Quem olha para a pujança da União Européia de hoje tende a se esquecer do número astronômico de mortos deixado pela estupidez das grandes matanças e das perseguições políticas, da mentalidade colonial que dominou quase todo o mundo. Mark Mazower traz à tona uma face da Europa que contradiz a imagem de "iluminamento" pacífico, próspero e sedutor.
Ele consegue em seu livro ser abrangente sem ser raso, usa dados, mas não abusa da numerália. Não é uma daquelas obras que servem de referência para os pesquisadores, mas atinge bem o seu público-alvo: as pessoas que querem pensar o mundo e procuram alternativas para o consenso imposto pela falta de reflexão.
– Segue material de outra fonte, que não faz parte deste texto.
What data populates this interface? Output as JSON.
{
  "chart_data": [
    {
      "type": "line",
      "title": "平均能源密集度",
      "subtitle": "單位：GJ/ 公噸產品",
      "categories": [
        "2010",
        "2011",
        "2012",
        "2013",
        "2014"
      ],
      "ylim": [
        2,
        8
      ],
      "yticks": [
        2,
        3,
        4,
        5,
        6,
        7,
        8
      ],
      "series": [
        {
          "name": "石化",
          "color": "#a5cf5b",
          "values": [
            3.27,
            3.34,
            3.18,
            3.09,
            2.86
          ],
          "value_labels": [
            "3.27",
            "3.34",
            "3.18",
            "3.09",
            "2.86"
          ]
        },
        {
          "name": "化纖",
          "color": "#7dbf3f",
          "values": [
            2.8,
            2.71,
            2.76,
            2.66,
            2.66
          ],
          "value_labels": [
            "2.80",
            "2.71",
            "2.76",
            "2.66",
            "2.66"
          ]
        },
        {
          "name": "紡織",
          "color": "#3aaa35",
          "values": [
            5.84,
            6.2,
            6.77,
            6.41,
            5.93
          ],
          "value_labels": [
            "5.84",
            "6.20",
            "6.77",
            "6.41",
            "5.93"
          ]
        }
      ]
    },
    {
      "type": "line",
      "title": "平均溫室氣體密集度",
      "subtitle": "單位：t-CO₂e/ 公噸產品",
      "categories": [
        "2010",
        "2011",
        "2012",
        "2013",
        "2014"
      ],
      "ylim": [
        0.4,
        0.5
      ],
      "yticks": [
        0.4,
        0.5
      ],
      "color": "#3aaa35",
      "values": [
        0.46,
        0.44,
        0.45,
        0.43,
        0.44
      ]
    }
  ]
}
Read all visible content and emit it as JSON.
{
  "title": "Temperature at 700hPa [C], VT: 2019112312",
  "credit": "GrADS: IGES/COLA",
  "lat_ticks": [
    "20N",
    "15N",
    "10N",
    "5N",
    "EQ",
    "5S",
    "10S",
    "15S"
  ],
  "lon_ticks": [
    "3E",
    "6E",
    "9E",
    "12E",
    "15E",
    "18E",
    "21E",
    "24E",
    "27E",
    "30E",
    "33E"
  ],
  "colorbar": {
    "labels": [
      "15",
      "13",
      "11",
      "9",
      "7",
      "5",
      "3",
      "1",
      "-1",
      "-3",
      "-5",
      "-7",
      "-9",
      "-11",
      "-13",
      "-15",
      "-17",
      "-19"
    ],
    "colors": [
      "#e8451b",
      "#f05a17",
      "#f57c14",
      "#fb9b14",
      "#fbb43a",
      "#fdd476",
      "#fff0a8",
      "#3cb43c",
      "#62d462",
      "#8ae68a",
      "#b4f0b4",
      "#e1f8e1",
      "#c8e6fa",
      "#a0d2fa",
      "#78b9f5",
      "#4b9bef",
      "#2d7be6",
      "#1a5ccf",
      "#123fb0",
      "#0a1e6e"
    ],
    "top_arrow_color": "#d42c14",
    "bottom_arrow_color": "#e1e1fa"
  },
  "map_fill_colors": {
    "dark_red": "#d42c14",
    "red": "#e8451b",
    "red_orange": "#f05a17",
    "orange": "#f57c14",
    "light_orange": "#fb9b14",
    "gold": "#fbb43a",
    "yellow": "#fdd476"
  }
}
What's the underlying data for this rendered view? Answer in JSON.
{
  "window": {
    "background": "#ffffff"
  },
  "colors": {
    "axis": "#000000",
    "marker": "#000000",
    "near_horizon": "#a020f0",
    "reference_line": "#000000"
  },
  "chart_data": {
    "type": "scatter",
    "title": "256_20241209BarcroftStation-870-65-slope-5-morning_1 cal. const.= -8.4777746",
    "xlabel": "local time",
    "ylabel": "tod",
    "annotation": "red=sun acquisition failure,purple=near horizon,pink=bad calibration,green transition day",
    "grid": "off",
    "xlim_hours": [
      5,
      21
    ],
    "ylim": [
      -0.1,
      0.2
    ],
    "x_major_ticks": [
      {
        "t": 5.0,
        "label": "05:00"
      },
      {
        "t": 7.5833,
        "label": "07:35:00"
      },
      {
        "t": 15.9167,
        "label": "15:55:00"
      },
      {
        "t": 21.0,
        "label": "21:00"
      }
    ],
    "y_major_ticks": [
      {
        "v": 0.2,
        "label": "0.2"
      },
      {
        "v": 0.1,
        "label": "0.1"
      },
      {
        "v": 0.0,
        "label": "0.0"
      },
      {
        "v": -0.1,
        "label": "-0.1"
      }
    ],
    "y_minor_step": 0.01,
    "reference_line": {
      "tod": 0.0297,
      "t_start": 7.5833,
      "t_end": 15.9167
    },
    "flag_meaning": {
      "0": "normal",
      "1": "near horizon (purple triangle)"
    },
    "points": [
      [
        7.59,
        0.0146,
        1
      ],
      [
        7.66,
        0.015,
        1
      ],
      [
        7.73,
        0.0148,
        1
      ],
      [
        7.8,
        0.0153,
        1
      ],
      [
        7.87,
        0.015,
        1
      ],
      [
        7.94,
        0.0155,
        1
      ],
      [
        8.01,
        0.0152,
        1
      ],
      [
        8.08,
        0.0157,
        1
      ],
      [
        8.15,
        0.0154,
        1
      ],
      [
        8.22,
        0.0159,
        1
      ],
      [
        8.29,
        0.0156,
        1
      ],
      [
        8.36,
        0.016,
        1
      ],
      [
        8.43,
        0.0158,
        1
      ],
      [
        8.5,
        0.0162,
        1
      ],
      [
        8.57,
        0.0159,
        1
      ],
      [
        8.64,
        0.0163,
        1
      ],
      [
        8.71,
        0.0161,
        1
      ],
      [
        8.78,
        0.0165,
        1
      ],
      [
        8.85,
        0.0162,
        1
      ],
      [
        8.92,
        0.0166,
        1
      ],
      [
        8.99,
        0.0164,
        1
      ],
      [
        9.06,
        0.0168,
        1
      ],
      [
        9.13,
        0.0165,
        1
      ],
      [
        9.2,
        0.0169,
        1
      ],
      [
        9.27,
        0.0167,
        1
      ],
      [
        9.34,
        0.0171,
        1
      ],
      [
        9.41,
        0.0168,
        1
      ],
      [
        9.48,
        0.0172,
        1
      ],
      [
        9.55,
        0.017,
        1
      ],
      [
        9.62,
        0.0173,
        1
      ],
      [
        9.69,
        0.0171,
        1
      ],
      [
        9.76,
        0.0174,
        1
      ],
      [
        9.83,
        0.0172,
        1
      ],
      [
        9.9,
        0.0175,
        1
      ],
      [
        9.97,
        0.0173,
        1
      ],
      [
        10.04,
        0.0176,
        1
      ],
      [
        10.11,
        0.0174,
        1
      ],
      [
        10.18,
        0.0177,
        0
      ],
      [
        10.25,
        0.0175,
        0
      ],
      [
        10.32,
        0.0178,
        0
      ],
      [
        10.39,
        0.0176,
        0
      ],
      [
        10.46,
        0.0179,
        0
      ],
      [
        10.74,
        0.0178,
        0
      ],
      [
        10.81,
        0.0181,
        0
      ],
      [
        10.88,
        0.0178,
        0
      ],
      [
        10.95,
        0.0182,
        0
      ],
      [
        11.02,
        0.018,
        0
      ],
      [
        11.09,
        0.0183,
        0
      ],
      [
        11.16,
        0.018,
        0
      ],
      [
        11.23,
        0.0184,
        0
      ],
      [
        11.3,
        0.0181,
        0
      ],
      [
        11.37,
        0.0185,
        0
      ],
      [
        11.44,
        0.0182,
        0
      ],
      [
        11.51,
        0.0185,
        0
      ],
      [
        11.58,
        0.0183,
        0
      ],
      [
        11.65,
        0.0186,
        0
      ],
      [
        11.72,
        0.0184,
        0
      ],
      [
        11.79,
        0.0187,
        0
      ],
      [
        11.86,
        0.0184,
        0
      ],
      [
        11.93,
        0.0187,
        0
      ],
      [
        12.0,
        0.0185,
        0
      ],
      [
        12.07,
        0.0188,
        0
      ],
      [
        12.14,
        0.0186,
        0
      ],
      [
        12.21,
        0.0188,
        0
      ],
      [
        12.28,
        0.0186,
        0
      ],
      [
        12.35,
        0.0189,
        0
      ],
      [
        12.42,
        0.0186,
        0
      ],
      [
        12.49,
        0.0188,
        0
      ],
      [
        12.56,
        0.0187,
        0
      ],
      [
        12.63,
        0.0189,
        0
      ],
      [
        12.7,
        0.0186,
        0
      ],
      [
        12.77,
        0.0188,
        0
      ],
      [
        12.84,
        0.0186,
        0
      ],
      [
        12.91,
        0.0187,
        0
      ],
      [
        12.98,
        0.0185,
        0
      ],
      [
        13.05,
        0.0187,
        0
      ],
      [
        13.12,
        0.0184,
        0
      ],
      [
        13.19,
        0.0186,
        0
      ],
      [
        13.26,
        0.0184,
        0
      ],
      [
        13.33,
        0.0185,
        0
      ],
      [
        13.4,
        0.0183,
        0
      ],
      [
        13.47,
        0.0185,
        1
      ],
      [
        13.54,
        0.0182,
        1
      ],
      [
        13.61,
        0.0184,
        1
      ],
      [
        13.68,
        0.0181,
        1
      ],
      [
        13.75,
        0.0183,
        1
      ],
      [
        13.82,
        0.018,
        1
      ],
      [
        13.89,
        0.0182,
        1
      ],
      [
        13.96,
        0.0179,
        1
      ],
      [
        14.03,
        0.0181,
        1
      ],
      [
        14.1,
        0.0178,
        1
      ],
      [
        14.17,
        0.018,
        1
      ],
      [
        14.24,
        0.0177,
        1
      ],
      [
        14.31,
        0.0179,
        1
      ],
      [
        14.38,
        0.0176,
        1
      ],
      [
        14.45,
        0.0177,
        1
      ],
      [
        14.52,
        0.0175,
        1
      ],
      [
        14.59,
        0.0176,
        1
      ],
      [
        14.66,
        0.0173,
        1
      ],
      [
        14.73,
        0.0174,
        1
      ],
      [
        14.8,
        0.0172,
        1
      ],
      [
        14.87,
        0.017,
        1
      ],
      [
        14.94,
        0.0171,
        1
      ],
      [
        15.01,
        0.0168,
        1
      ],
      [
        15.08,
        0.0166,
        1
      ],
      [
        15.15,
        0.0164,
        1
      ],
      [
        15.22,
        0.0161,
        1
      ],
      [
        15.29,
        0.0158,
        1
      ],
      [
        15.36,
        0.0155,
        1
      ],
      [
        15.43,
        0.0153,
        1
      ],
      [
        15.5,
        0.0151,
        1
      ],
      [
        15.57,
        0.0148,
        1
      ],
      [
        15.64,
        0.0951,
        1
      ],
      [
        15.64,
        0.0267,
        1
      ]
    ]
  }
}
Conseguir mostrar essa face sombria sem ser pessimista ou catastrofista é um dos pontos positivos do autor. Mazower passa os olhos por momentos dramáticos da história sem descambar em pieguice. Toma posição, mas escapa das alternativas fáceis, como, por exemplo, apontar Hitler e Stálin como forças do mal que enganaram a população ou de apontar Churchill como o bondoso premiê britânico que derrotava os nazistas enquanto fumava charutos e fazia frases de efeito.
As personagens são importantes, mas são mostradas como resultado do pensamento corrente da época, resultado das tensões existentes.
Mas Mazower não deixa de criar polêmicas. Ele coloca a centralidade do pensamento racial e a idéia do assassinato em massa como a diferença básica entre os impérios nazista e soviético. Um outro estudioso de história ou de movimentos sociais pode achar essa afirmação, para dizer o menos, generalizante demais.
Por causa do lado sombrio tão decantado, o leitor pode estranhar a falta do lado positivo, dos avanços inegáveis das relações humanas, econômicas e políticas. Mas deve ter em mente que o livro descreve uma tese e uma das várias nuanças da história européia do século 20. Os inegáveis avanços desse período histórico não são refutados, mas a perspectiva da obra é outra.
Mazower é um especialista em Bálcãs que ensina história no prestigioso Birkbeck College, da Universidade de Londres. Entre seus livros está o premiado "The Balkans: A Short History", da Modern Library, ainda sem tradução para o português.
Pois foi exatamente a Guerra da Bósnia que deu ao professor a idéia de fazer um retrato do panorama sombrio do continente. Apesar de não se debruçar muito sobre o conflito balcânico, "Continente Sombrio" nos dá pistas de como ainda é possível que um embate genocida tome lugar na avançada Europa.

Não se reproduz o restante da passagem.